Richard Lepine is NU’s only professor of Swahili, the official language of Obama’s father’s native country, Kenya. Lepine said the collection made him curious enough to look up a word he did not recognize: “unbwogable,” which means “unshakable” in a mash-up between Luo, the language of Obama’s grandfather, and English.

Lepine said he appreciates that the Herskovits Library has chosen “to go beyond what we traditionally think a library is doing.” Collecting these pop culture materials in addition to scholarly work will one day give academics helpful, nontraditional historical insight, he said.

“Later on, scholars may want to do a comparative study,” Lepine said.

The African materials are also interesting in relation to American paraphernalia, anthropology Prof. Kearsley Stewart wrote in an e-mail Monday.

“Due to Obama’s multiple ethnic identities, he is many things to many people – similar to Tiger Woods,” Stewart said. “There is a tremendous pride in Kenya to claim Barack as a Kenyan above all, and particularly a Luo.”

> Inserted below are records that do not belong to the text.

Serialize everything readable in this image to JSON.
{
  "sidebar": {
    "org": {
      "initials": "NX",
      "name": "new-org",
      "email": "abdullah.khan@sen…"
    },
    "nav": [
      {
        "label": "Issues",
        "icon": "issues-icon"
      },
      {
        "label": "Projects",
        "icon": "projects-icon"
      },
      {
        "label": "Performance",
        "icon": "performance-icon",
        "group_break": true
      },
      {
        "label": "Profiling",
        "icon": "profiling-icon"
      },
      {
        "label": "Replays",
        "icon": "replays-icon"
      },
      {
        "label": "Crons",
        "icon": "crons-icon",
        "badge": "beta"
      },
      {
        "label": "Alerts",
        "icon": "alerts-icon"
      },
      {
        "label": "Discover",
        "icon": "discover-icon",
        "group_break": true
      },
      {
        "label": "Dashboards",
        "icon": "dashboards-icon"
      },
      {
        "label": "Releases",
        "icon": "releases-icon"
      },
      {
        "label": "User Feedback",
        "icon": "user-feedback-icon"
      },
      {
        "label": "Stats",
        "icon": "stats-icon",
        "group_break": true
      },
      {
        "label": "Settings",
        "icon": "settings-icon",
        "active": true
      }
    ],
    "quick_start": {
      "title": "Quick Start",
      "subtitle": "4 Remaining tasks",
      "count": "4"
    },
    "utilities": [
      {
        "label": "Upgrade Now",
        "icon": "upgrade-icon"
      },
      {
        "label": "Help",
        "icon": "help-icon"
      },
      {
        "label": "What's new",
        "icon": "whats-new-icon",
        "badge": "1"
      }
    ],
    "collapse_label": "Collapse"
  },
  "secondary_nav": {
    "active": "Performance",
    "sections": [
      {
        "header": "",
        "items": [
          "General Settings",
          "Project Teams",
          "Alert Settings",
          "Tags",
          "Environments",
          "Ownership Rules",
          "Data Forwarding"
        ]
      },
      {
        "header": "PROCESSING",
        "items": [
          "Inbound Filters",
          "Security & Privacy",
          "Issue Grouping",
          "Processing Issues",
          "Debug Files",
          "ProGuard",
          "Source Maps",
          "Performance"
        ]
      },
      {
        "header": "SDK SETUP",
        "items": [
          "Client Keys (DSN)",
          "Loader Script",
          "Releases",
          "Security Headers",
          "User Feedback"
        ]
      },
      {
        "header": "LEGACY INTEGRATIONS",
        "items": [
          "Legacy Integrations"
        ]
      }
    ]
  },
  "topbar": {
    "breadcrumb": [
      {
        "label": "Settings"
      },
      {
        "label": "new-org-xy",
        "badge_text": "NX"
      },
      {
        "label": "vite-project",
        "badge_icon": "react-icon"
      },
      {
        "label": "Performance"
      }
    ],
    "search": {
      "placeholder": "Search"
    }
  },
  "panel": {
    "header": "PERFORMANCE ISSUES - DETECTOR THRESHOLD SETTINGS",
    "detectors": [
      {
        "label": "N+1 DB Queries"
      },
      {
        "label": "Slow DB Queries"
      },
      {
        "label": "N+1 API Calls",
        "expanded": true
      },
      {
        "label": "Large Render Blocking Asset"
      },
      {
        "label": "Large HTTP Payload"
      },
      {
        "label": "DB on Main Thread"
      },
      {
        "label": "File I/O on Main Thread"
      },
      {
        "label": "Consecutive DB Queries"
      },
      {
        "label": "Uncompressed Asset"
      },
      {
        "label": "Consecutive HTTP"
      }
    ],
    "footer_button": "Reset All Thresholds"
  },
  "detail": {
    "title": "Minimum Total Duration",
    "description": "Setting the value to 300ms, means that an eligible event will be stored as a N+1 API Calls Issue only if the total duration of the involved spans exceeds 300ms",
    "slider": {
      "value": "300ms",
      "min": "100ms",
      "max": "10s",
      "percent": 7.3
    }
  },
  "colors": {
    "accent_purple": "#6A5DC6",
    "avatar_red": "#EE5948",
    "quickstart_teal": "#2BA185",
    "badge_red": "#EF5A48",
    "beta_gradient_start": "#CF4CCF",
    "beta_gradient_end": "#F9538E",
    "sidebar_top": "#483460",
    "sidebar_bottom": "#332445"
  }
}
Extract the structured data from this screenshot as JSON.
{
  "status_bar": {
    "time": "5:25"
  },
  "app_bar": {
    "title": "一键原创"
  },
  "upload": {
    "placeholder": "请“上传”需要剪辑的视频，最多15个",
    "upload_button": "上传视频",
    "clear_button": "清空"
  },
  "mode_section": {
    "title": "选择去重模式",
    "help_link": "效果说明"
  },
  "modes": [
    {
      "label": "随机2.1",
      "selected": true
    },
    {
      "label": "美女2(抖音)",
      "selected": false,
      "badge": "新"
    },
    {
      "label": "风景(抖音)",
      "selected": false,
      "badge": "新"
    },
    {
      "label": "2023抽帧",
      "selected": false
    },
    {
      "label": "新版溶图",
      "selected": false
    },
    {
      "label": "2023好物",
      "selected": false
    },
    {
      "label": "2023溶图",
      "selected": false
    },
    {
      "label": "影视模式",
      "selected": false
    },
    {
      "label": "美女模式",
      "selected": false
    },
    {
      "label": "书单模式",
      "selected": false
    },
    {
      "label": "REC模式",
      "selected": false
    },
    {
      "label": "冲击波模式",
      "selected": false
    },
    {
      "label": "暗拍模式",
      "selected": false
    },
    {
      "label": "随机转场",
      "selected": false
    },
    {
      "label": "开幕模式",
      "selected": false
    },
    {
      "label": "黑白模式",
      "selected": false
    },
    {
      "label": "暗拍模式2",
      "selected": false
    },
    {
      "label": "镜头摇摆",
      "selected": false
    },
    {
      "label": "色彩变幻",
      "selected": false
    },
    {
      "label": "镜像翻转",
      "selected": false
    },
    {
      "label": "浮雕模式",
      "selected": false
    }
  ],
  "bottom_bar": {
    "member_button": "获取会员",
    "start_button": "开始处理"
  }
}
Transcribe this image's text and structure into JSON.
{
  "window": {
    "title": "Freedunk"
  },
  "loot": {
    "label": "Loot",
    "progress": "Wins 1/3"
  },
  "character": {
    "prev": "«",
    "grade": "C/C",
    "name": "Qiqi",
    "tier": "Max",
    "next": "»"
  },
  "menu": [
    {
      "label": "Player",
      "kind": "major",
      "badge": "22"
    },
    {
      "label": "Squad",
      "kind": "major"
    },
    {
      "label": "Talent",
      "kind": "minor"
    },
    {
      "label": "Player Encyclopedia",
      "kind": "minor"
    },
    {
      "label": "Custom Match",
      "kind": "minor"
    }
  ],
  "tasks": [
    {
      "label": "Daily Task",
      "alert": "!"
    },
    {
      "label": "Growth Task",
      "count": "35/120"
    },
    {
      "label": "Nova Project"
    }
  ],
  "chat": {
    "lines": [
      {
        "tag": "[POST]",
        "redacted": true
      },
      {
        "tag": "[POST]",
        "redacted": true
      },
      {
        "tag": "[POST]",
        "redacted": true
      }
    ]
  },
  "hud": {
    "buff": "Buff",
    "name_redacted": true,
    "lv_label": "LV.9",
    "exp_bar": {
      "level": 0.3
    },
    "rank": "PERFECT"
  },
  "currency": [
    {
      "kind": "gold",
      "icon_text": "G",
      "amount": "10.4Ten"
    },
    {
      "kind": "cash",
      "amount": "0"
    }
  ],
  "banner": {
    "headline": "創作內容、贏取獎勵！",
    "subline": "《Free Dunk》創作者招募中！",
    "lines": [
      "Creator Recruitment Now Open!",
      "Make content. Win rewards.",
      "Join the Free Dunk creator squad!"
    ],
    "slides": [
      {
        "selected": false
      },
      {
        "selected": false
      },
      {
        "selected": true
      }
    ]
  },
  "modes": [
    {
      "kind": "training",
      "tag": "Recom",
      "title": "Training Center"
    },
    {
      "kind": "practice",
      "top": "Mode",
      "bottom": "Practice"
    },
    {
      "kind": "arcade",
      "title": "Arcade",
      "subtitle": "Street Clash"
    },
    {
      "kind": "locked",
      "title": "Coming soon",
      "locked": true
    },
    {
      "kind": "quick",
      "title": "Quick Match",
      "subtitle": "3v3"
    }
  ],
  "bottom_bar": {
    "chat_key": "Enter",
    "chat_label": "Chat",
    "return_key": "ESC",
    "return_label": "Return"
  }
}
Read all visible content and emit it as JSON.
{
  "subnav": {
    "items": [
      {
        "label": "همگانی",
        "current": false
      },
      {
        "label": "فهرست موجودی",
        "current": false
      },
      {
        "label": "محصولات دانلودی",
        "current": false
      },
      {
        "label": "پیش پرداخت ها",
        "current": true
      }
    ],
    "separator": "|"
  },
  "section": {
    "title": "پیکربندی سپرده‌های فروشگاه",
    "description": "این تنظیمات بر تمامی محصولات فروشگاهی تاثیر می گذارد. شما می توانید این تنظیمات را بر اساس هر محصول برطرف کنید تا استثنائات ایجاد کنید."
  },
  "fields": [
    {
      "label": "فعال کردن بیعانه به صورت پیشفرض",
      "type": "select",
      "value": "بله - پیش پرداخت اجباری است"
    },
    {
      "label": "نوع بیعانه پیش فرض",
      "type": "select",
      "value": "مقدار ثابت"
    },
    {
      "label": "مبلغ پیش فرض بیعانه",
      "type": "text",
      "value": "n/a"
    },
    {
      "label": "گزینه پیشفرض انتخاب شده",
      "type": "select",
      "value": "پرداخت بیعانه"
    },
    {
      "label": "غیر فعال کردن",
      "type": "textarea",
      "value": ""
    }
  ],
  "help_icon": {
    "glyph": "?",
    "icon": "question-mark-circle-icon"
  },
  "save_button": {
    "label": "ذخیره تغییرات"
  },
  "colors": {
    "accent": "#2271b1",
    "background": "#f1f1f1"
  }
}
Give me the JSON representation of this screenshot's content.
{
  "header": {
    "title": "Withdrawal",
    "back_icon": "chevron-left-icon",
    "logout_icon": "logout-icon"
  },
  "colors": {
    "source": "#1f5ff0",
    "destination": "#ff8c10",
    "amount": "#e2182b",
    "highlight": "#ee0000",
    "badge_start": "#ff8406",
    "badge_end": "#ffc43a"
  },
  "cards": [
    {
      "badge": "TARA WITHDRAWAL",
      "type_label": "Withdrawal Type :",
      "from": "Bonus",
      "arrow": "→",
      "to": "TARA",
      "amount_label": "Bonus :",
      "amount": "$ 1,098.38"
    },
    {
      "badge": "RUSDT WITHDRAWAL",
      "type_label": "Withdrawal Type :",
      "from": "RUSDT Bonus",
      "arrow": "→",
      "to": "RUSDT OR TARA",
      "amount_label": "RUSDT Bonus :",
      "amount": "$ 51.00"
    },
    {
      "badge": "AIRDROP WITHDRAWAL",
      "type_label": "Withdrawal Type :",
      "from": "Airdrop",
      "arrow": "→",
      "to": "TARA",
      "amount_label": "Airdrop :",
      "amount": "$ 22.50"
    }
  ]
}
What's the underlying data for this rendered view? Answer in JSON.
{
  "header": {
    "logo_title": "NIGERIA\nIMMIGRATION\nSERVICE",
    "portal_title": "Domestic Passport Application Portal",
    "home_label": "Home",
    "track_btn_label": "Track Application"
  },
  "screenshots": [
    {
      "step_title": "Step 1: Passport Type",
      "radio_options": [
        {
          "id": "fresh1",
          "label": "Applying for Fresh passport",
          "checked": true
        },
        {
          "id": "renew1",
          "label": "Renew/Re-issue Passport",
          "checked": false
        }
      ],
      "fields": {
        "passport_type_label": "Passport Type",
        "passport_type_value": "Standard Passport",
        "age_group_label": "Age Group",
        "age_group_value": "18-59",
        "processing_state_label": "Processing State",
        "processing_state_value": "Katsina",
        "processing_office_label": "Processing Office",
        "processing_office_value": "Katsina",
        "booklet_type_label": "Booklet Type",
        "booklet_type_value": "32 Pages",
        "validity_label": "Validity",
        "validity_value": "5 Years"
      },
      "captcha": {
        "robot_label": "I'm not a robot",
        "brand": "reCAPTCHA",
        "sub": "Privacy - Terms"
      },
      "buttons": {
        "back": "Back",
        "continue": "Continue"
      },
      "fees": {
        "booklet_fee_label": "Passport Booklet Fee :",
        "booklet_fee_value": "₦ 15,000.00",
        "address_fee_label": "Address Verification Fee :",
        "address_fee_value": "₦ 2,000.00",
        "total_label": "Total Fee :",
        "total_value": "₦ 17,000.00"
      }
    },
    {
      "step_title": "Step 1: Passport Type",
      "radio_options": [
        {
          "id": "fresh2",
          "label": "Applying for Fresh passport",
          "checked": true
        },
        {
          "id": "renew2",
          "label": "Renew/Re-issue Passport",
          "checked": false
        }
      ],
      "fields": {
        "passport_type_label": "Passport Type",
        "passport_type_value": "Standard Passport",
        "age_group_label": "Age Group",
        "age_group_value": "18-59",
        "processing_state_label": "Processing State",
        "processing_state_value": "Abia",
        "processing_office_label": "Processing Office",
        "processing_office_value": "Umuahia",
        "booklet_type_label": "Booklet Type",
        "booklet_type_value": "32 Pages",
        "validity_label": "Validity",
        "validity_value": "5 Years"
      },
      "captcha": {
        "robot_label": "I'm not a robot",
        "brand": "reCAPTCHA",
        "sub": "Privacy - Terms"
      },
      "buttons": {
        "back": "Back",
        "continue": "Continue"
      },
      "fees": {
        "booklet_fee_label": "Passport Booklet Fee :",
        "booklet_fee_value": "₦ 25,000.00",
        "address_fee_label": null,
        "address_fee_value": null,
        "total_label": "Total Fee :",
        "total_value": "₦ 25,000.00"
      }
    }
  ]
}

The collection will be on display through February and the library is anticipating a much larger exhibition in 2010.

Easterbrook said the prospect of a future presidential library in Chicago that may draw from his collection was also in the back of his mind.

“These are materials that will be a significant contribution to the history we are experiencing right now,” he said. “Africa is very proud of an African being elected president of the United States.”